Many contemporary designers refer to the work of the great modernist Le Corbusier, whose architecture is often referred to as a ‘machine for living’ for their inspiration. However, Emmanuel calls on less prominent designers such as interior architect and furniture designer Pierre Chareau, responsible for Maison de Verre (House of Glass) in Paris, which was completed in 1932. Another interior designer Jean Michel Frank, who moved from Paris to New York in the early 1940s, has also made an indelible mark on Emmanuel. “These designers created modern spaces using rich and textured materials,” he says.

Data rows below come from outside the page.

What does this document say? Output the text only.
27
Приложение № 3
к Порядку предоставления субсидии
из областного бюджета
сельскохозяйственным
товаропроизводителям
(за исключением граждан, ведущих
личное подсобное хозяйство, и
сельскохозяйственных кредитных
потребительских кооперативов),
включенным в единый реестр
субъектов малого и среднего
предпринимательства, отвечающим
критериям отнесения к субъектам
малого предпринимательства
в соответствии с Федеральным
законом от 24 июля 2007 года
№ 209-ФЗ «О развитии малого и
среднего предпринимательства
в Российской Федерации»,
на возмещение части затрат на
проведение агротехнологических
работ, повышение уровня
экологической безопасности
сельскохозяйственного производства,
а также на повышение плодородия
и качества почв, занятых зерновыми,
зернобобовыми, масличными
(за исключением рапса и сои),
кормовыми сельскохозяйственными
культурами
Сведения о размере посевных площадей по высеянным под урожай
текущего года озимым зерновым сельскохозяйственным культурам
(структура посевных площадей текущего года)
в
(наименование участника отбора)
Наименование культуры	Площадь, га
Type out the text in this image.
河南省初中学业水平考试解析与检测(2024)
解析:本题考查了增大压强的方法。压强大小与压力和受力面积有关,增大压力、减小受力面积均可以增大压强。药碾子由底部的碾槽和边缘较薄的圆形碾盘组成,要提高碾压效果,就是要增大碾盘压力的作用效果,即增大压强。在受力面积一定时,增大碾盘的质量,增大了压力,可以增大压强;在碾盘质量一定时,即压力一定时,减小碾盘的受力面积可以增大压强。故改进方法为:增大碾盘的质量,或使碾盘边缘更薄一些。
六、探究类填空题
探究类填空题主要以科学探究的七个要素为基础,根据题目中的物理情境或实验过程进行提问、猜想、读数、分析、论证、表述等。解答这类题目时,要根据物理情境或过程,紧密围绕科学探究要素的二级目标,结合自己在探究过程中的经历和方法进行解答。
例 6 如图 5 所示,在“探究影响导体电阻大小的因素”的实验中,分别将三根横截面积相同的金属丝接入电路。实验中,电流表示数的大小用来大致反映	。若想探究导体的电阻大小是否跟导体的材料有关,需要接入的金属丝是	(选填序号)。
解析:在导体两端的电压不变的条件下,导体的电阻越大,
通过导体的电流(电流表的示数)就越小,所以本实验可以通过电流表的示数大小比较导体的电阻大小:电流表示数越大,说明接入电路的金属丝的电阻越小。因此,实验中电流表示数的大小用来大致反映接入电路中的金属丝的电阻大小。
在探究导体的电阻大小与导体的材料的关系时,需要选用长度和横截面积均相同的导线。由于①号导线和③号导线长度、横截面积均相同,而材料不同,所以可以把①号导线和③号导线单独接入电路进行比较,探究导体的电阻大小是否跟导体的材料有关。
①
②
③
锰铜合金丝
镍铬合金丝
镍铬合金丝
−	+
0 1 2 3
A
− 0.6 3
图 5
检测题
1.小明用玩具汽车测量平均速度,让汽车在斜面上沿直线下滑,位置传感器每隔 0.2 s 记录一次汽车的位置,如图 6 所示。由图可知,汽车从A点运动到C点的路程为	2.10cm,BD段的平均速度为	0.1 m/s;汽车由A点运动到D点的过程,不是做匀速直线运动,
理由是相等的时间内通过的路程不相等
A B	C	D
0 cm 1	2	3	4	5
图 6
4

The Concorde dining table celebrates the richness found in marble, offering this table in a matt or glossy gold Calcutta, Carrara or Emperador (seven choices of marble are available) as well as walnut or oak. Recipient of a wallpaper* design award in 2011, this table has become a favourite with architects and interior designers looking for the finest in contemporary furniture, but also a timeless design.